The title of this column is instructive. It says governments come to conclusion about people and groups in society just like we judge our fellow citizens. That is a fact of life. I remember about 30 years ago, I approached the CEO of a private hospital to employ a medical doctor.
The CEO stared at me and told me that the gentleman cannot be associated with his hospital because he has no credibility. I was told he imbibed too much and was consistently drunk. The issue here was credibility. Credibility does wonderful and effective things for a person and organisation going through life.
You influence people and you get to change their viewpoint when you possess credibility. Here is an example before I come to the Guyana government and its detractors. John cannot get me to vote for Abuja to be the president of the organisation to protect animals when Abuja gets on television and eulogises the qualities of his friend Sunil when Sunil is a racist and women abuser.

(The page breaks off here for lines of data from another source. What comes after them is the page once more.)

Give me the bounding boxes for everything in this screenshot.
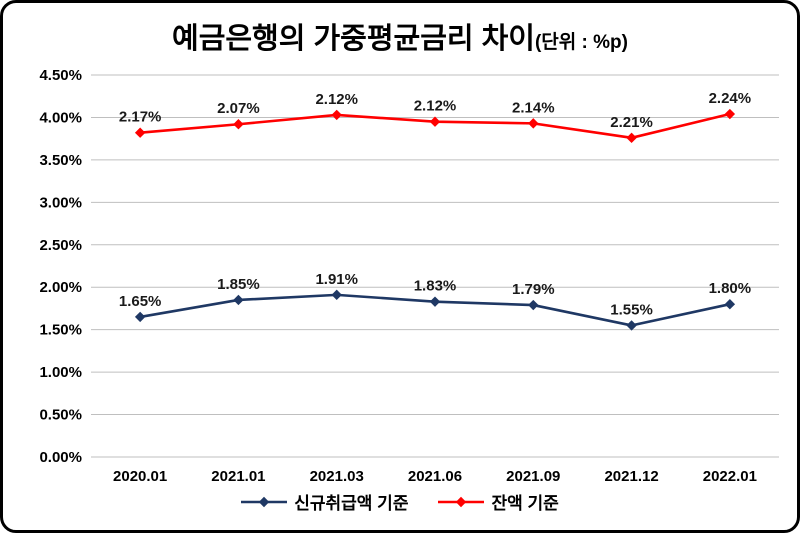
data-point-marker — [528, 299, 539, 311]
x-axis-tick-label: 2020.01 — [113, 468, 167, 485]
legend-marker-icon — [438, 496, 485, 507]
chart-title: 예금은행의 가중평균금리 차이(단위 : %p) — [3, 15, 797, 57]
data-point-label: 2.17% — [119, 109, 162, 126]
y-axis-tick-label: 0.00% — [39, 449, 82, 466]
data-point-marker — [331, 289, 342, 301]
data-point-label: 1.65% — [119, 293, 162, 310]
data-point-marker — [626, 132, 637, 144]
legend-label: 잔액 기준 — [491, 494, 559, 513]
y-axis-tick-label: 1.50% — [39, 322, 82, 339]
data-point-label: 1.55% — [610, 301, 653, 318]
legend-marker-icon — [241, 496, 288, 507]
data-point-label: 2.12% — [315, 91, 358, 108]
y-axis-tick-label: 3.50% — [39, 152, 82, 169]
data-point-marker — [233, 294, 244, 306]
legend-item: 잔액 기준 — [438, 489, 559, 514]
chart-legend: 신규취급액 기준 잔액 기준 — [3, 489, 797, 514]
data-point-marker — [429, 116, 441, 127]
data-point-label: 2.12% — [414, 98, 457, 115]
data-point-label: 1.91% — [315, 271, 358, 288]
x-axis-tick-label: 2021.03 — [310, 468, 364, 485]
data-point-marker — [429, 296, 441, 307]
x-axis-tick-label: 2021.01 — [211, 468, 265, 485]
y-axis-tick-label: 2.50% — [39, 237, 82, 254]
chart-title-text: 예금은행의 가중평균금리 차이 — [172, 23, 535, 55]
data-point-marker — [724, 108, 736, 120]
data-point-marker — [233, 119, 244, 130]
data-point-marker — [134, 311, 146, 323]
data-point-label: 2.14% — [512, 99, 555, 116]
data-point-label: 2.21% — [610, 114, 653, 131]
chart-plot-area: 0.00% 0.50% 1.00% 1.50% 2.00% 2.50% 3.00% 3.50%… — [39, 67, 779, 485]
y-axis-tick-label: 1.00% — [39, 364, 82, 381]
y-axis-tick-label: 2.00% — [39, 279, 82, 296]
data-point-label: 2.07% — [217, 100, 260, 117]
legend-label: 신규취급액 기준 — [294, 494, 409, 513]
data-point-label: 1.79% — [512, 281, 555, 298]
data-point-marker — [528, 118, 539, 129]
x-axis-tick-label: 2021.06 — [408, 468, 462, 485]
x-axis-tick-label: 2021.09 — [506, 468, 560, 485]
y-axis-tick-label: 4.50% — [39, 67, 82, 84]
data-point-label: 1.83% — [414, 278, 457, 295]
legend-item: 신규취급액 기준 — [241, 489, 408, 514]
data-point-label: 1.85% — [217, 276, 260, 293]
x-axis-tick-label: 2022.01 — [703, 468, 757, 485]
data-point-marker — [626, 320, 637, 331]
chart-title-unit: (단위 : %p) — [534, 32, 628, 53]
data-point-marker — [331, 109, 342, 121]
y-axis-tick-label: 4.00% — [39, 109, 82, 126]
data-point-label: 2.24% — [709, 90, 752, 107]
data-point-marker — [724, 299, 736, 310]
data-point-label: 1.80% — [709, 280, 752, 297]
y-axis-tick-label: 0.50% — [39, 407, 82, 424]
y-axis-tick-label: 3.00% — [39, 194, 82, 211]
x-axis-tick-label: 2021.12 — [604, 468, 658, 485]
data-point-marker — [134, 127, 146, 138]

The point is simple – John has no credibility in my eyes because he has no moral standard by which he judges other humans. In more than 50 years of praxis I have made the point to countless colleagues of mine that if you are a moral fraud and practice double standards, then governmental leaders are going to dismiss with contempt the criticism you make against them.
My uncle, Dr. Leslie Mootoo, once told me that President Burnham told him that some of his (Burnham) critics are devils in disguise. Former Commissioner of Police, Laurie Lewis, said to me about a fierce critic of Burnham: “what are you doing with that man; he is nobody to talk about?”
So we come down to the Government of Guyana since August 2020. No one in the hierarchy of the corridors of power is going to listen to those who they feel have no credibility. Often, I will hear people who are well placed in the corridors of power saying to me, “they now find their voice.”
It doesn’t matter how poignant and justified your criticism is, governmental leaders are going to refuse to consult you and discuss their policies with you if they know you are intolerant and arrogant and have no credibility. That is a fact of life.
(The views expressed in this article are those of the author and do not necessarily reflect the opinions of this newspaper.)